Dit werk werd enthousiast ontvangen; bekende botanici als Friedrich Anton Wilhelm Miquel loofden het, en het werd een commercieel succes. De gouverneur-generaal baron Sloet van de Beele steunde Bertha met de aanzienlijke som van tweeduizend gulden. Er volgde snel een tweede druk en in 1881 verscheen een derde druk. De kleurplaten werden met de nieuwe chromolithografietechniek afgedrukt.[9] Nochtans zou Bertha uiteindelijk financieel weinig aan haar werk overhouden.
In 1867 verscheen van haar hand nog het leerboekje Aurora, of de morgenstond der kennis. Mengelingen op zedekundig en wetenschappelijk gebied in 550 exemplaren. Twee jaar later verscheen een tweetalige versie hiervan met tekst in Nederlands en Maleis.[10]
In 1872 had Bertha een korte ontmoeting met de Russische grootvorst Alexis Alexandrovitch (1850-1908), zoon van tsaar Alexander II van Rusland die Batavia aandeed op zijn diplomatieke wereldreis. Ze schonk hem een luxe-exemplaar van haar Fleurs, Fruits, et Feuillages en de Russische prins bedankte haar met een prachtige armband.[11]

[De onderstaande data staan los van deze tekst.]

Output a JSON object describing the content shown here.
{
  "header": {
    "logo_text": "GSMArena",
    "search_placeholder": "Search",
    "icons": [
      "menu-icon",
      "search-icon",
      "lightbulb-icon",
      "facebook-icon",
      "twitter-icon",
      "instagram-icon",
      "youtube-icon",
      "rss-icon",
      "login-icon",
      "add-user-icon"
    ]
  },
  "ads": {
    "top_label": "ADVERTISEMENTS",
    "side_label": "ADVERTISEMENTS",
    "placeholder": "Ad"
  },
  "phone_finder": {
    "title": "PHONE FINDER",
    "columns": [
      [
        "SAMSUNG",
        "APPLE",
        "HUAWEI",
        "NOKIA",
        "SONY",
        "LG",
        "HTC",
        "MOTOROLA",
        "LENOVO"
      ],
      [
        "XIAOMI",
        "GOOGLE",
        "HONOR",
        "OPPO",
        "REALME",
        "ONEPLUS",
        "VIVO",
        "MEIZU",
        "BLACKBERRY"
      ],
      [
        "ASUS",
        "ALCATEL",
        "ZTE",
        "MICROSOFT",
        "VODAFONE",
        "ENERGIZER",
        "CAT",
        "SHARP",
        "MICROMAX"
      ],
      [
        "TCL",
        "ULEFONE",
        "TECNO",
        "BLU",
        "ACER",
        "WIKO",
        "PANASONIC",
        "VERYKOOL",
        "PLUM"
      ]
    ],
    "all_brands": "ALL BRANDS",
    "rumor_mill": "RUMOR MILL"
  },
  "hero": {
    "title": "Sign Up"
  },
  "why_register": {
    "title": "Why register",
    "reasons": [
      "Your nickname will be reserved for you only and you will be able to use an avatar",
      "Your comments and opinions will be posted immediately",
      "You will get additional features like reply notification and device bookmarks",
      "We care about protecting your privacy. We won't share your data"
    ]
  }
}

Bertha overleed, nog steeds met schulden op 12 april 1892 in het huis van haar schoonzoon te Tanah Abang.[12] Haar inboedel, waaronder 14 exemplaren van Fleurs, Fruits en Feuillages in luxe-uitvoering, en haar onroerende goederen werden openbaar verkocht.[13][14]
Literatuur
David Apollonius Coppoolse, Berthe Hoola van Nooten 1817-1892. Leven en werk van een ongekende bloementekenares. Noordboek, 2024.